Las autoridades estadounidenses se incautaron hoy de una pintura italiana de unos 470 años de antigüedad que hasta ahora mostraba un museo de Florida, ante la sospecha de que fue robada por los nazis a una familia judía durante la II Guerra Mundial.

El pasado septiembre ya se le ordenó al Museo de Arte y Ciencia Mary Brogan, en Tallahassee (capital de Florida), que retuviera la pintura "Cristo llevando la Cruz", una obra del renacentista italiano Girolamo Romano (1484/1487-1566), llamado "El Romanino", que le había sido prestada por un museo de Italia.

Entonces se autorizó al museo a exponer la obra mientras las autoridades estadounidenses e italianas determinaban a quién pertenece la pintura, ya que uno de los nietos descendientes de Gentili reclamó ser su propietario legal.

Sin embargo, la Fiscalía federal del Distrito Sur de Florida anunció hoy que logró la autorización judicial para ordenar la incautación de la obra, que se cree que data de 1538, ya que dice tener sólidas sospechas de que se trata de un objeto robado.

El museo confirmó a Efe que la pintura fue retirada este viernes de sus paredes y trasladada a un lugar secreto, donde será custodiada por las autoridades federales hasta que un juez se pronuncie sobre quién es su legitimo propietario.

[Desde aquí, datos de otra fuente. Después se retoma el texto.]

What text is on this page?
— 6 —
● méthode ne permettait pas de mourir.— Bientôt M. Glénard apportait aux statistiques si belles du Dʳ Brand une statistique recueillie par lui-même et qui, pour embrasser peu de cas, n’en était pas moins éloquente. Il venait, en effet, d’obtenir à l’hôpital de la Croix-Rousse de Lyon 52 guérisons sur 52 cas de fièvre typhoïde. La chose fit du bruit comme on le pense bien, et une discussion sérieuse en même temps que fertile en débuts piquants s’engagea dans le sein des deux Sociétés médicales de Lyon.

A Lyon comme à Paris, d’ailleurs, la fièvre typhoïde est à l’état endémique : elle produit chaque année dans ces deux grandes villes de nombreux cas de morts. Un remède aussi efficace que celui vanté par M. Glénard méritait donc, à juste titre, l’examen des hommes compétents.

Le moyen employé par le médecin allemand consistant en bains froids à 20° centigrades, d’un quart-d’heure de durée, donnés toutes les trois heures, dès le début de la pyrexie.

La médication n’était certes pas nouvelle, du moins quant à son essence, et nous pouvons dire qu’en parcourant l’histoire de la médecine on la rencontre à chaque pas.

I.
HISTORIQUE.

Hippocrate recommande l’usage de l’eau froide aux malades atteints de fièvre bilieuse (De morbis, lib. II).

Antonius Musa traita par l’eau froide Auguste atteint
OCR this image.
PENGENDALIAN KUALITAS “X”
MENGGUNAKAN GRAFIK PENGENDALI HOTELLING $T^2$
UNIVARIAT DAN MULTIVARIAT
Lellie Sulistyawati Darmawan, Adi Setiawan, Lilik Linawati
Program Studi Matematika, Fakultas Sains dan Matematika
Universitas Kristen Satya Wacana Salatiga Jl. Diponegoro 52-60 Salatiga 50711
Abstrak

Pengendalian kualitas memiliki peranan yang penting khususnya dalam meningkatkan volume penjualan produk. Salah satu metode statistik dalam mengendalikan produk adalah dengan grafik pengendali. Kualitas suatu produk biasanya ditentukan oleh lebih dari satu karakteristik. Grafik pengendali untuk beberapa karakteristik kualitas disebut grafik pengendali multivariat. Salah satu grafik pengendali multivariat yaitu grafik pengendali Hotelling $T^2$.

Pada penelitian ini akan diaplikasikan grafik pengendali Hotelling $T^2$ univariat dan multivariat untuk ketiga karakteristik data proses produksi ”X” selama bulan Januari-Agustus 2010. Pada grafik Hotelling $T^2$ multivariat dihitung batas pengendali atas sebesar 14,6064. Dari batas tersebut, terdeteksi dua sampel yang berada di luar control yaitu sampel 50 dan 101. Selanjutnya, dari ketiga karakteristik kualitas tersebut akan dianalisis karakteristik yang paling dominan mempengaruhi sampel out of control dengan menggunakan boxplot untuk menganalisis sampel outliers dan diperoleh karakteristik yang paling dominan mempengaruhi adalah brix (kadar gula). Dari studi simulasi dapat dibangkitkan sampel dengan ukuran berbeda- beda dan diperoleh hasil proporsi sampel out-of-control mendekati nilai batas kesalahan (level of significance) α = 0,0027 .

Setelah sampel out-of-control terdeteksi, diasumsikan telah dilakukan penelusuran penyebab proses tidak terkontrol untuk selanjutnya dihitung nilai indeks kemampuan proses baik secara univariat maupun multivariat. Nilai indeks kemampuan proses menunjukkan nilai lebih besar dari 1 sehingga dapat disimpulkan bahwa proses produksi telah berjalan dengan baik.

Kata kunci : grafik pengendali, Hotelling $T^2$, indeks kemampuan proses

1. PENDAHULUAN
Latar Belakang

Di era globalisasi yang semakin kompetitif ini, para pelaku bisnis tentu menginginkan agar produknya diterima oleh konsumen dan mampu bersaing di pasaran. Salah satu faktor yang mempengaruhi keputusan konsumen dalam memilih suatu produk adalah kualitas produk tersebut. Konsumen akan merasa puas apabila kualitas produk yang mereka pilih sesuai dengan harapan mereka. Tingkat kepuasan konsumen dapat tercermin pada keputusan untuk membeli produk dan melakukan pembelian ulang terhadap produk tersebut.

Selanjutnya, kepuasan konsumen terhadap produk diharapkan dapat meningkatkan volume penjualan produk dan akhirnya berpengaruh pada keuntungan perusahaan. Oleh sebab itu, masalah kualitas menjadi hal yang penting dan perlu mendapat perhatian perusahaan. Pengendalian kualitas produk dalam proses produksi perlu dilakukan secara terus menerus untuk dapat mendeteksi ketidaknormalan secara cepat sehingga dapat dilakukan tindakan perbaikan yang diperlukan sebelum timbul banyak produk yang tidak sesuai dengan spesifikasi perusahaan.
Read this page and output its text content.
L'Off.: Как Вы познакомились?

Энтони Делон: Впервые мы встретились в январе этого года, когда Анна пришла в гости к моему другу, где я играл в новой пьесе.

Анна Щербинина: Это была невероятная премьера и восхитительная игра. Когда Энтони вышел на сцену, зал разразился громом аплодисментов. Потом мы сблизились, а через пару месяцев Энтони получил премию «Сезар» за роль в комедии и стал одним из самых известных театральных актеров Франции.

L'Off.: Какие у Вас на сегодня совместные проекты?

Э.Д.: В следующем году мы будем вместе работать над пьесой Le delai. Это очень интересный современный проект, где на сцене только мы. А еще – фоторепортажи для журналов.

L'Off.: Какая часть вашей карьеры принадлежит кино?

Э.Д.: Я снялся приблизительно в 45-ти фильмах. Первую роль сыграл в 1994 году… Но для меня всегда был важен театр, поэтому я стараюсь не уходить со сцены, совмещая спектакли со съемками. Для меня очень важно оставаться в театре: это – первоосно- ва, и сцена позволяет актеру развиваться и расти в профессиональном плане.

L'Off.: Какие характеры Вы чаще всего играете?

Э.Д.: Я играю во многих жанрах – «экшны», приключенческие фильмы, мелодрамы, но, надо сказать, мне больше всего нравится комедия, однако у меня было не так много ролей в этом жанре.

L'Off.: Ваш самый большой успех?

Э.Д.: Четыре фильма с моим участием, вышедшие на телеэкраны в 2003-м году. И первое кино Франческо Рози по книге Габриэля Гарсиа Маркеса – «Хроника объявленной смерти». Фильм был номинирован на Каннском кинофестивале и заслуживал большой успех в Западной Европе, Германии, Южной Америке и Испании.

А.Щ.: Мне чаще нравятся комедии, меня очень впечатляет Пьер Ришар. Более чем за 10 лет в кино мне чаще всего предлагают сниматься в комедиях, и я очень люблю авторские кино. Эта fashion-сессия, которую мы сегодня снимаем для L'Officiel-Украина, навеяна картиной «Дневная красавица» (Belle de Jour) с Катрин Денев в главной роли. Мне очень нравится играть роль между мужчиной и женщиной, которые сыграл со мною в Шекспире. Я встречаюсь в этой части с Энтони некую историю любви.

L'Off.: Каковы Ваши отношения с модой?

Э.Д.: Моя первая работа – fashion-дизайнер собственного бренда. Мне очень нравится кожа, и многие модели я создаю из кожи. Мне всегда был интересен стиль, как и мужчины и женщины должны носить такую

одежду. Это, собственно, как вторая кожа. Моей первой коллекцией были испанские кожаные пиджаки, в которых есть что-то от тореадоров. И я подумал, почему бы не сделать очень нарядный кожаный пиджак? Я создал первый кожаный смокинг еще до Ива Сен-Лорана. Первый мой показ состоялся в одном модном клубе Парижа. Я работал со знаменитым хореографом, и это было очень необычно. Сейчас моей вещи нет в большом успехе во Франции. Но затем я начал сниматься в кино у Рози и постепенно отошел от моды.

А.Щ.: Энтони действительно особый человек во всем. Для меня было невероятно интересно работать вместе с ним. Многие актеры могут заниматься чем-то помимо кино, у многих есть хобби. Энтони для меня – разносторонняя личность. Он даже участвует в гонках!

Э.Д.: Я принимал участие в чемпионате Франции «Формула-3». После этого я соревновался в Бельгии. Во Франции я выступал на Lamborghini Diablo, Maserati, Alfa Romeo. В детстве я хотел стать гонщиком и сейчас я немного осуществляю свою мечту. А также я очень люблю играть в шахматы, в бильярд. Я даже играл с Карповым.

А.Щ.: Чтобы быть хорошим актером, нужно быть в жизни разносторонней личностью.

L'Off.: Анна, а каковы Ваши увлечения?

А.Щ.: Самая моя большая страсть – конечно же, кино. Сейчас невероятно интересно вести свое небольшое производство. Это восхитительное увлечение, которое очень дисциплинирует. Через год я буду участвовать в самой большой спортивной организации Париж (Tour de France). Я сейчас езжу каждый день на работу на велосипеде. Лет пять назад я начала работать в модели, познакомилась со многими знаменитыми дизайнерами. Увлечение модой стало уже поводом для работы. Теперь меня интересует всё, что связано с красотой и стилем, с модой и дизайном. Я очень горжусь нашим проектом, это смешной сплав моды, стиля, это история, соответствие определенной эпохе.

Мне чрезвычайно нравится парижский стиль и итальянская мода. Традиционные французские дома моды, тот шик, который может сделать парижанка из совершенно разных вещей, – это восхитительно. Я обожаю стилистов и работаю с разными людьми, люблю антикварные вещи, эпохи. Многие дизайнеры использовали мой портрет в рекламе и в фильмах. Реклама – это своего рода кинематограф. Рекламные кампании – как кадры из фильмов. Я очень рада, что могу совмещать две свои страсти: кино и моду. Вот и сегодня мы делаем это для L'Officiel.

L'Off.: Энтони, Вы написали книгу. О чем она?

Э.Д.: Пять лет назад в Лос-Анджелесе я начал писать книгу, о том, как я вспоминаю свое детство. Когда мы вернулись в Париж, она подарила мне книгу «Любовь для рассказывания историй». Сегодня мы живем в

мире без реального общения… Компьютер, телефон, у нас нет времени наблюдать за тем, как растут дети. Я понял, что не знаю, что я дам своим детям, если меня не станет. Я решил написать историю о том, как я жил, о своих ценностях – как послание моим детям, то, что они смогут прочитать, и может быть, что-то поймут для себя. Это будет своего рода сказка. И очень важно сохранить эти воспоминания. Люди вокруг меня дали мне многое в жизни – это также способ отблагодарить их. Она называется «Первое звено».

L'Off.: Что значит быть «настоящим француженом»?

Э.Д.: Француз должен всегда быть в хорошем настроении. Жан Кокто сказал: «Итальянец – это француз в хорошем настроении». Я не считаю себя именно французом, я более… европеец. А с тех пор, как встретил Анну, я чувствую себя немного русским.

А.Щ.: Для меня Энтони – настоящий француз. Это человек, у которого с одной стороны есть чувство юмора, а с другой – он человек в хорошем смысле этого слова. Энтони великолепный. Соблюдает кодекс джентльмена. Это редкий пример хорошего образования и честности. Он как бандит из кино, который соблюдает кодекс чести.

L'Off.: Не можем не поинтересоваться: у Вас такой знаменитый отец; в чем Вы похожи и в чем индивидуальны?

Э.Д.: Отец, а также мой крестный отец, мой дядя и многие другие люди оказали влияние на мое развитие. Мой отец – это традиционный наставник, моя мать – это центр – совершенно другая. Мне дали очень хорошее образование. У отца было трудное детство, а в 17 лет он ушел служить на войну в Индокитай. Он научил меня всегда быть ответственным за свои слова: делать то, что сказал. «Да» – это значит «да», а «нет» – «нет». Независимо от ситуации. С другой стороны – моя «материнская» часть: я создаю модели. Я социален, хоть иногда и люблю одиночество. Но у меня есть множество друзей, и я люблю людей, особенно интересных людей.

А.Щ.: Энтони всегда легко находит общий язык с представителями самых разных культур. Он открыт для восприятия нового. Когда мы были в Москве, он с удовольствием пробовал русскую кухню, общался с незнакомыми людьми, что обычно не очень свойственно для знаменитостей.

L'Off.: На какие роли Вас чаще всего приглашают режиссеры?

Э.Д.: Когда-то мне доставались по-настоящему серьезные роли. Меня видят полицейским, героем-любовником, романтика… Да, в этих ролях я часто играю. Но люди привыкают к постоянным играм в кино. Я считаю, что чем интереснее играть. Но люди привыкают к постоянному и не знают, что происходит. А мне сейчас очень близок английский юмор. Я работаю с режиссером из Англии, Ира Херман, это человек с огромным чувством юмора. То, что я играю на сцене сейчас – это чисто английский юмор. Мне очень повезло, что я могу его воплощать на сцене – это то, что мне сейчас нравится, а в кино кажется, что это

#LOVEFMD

La obra fue prestada junto a otras obras por la Pinacoteca di Brera, en Milán (Italia). Todas las demás fueron devueltas cuando concluyó la muestra, pero ésta permaneció expuesta por el museo estadounidense hasta que hoy fue retirada.

En 1914 un judío llamado Giuseppe Gentili compró la obra en una subasta en París. Cuando en 1940 Gentili falleció, sus hijos tuvieron que huir a Canadá y Estados Unidos, donde permanecieron hasta el final de la II Guerra Mundial.

Otros familiares, incluidos la hermana de Gentili, murieron en un campo de concentración.

Una parte de la colección de pinturas de Gentili, incluida la obra expuesta ahora en el Museo Brogan, se subastó en 1941 por el Gobierno colaboracionista de Vichy (Francia) durante la II Guerra Mundial.

Es posible que el Gobierno colaboracionista de Vichy, simpatizante de los nazis, confiscara esta obra y la vendiera.

"El Museo Brogan y su equipo cooperaron activamente con la Fiscalía, nuestro Gobierno y nuestros amigos en Italia para resolver este asunto de la mejor manera", indicó recientemente en un comunicado Dave Mica, presidente de la junta del museo.